Toute action du corps n’est que l’objectivation de cette volonté universelle. Le monde lui-même ne se compose que des manifestations de cette volonté, puissance aveugle qui travaille sans but et sans repos, qui s’élève par degrés de la matière inorganique à la raison humaine, en passant par l'irritabilité des plantes et la sensibilité des animaux, puisque la vie est une lutte pour l'existence où l'on est sûr d'être vaincu, c'est-à-dire de mourir. L'intelligence n'est qu'un agent de la volonté chargé de pourvoir à la vie de l'individu.
L'art et la pitié
Le fond de la conscience humaine elle-même ne serait que la tendance irrésistible au vouloir-vivre, illusion fatalement déçue. Le premier moyen pour s'affranchir de cette illusion est l'art, ce frère aîné de la philosophie. Par l'art – et notamment par la musique, d’où l’intérêt de Wagner pour Schopenhauer –, le génie contemple les Idées éternelles et sait les exprimer ; et, par la contemplation, il échappe aux dures nécessités de la vie.

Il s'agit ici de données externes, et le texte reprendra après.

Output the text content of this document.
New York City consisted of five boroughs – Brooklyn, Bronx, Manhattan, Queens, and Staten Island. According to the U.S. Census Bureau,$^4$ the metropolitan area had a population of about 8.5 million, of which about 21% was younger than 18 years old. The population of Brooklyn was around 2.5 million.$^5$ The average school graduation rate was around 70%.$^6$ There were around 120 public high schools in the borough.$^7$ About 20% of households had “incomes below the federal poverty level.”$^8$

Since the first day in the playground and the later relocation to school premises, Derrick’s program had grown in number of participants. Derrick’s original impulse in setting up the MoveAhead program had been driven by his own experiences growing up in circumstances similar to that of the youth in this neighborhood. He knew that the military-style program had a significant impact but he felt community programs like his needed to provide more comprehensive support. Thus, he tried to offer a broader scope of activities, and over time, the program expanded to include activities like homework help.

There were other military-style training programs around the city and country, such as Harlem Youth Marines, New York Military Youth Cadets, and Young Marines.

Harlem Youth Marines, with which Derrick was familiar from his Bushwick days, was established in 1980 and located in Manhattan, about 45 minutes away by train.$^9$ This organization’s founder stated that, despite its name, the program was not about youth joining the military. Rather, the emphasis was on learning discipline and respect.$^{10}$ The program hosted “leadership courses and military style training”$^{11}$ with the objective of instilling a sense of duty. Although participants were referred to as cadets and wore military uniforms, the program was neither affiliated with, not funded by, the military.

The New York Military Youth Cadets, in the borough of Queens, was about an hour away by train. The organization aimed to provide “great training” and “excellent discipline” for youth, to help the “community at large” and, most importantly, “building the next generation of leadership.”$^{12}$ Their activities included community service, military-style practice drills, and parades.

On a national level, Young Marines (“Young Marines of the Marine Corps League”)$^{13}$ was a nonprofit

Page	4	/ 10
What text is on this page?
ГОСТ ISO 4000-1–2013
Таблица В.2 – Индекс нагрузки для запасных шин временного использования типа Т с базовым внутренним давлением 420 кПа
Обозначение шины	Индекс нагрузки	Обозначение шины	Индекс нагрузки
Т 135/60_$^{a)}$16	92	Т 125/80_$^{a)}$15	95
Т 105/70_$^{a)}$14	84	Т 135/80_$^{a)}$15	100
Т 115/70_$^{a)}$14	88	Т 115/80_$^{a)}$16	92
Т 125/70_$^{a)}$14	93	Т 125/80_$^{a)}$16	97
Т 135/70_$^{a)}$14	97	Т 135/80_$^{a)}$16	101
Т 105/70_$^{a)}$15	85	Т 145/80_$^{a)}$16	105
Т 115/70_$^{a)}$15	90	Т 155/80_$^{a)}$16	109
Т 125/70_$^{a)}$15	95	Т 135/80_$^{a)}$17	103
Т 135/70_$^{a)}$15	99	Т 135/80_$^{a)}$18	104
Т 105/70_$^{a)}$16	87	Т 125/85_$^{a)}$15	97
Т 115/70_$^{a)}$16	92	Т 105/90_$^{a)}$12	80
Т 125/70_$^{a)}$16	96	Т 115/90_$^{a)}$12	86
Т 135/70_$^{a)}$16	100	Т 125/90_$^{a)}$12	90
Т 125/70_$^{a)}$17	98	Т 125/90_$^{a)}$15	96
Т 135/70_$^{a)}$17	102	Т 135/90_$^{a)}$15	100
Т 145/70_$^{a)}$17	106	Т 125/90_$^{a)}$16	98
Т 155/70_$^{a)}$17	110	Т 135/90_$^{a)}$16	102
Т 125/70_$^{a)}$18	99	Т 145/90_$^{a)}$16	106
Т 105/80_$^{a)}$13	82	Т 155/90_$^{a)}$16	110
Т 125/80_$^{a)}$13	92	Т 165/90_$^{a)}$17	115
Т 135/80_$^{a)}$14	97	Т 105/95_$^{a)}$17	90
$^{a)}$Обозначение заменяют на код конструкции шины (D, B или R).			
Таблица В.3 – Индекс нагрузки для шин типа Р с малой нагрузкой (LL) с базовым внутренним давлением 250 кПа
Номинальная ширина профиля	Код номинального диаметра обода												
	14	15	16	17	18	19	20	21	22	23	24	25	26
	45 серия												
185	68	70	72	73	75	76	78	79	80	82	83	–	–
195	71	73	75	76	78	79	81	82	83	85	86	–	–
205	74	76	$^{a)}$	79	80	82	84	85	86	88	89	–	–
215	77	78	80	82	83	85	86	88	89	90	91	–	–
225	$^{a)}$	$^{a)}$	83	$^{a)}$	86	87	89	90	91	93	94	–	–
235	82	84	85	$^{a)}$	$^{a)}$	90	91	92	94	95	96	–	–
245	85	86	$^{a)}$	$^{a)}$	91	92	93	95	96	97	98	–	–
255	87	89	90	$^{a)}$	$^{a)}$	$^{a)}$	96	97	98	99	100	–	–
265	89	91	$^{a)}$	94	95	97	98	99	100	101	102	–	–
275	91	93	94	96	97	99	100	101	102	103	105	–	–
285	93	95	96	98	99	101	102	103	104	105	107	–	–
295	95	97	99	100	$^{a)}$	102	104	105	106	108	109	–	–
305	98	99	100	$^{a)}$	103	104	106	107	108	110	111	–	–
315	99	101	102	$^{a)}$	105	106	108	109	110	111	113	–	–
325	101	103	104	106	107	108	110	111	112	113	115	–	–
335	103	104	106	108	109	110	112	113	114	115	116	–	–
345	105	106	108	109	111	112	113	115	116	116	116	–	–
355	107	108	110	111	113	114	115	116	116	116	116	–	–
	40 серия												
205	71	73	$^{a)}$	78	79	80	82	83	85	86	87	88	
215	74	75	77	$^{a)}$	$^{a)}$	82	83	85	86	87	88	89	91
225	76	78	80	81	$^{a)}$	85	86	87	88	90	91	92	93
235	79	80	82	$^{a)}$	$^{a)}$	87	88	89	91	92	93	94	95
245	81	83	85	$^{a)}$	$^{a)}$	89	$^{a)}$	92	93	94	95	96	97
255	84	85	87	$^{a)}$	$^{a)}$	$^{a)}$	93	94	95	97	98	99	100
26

Mais il n'est que peu de génies. Pour l'homme ordinaire, la voie du salut le plus à sa portée est la morale. L'existence n'est qu'une souffrance, puisque l'homme ne peut guider sa destinée. Mais par l'amour (tel que Jésus-Christ l'a enseigné) et par la pitié, qui lui révèle la fraternité humaine, l'homme peut se délivrer de l'égoïsme. La seule libération véritable et totale est le « quiétisme » de la volonté individuelle, qui laisse toute sa valeur à la volonté universelle. Il faut abolir en soi le vouloir-vivre, il faut « sortir du monde de la vie et entrer dans l'inconscience », dans le néant du nirvana pour parler le langage de l'hindouisme. Le suicide ne représente pas une solution, car il est encore inspiré par la passion.
Dans cette philosophie pessimiste, l'essence de l'être n'est donc qu'un effort douloureux, dont la libération n'est point dans le plaisir, répit négatif qui résulte de l'interruption momentanée de la souffrance, mais dans l'effort de l'intelligence, dans l'art, dans l'ascétisme et dans la pitié. Au final, c'est la pitié, « principe réel de toute justice spontanée et de toute vraie charité », qui constituera le fondement de la morale.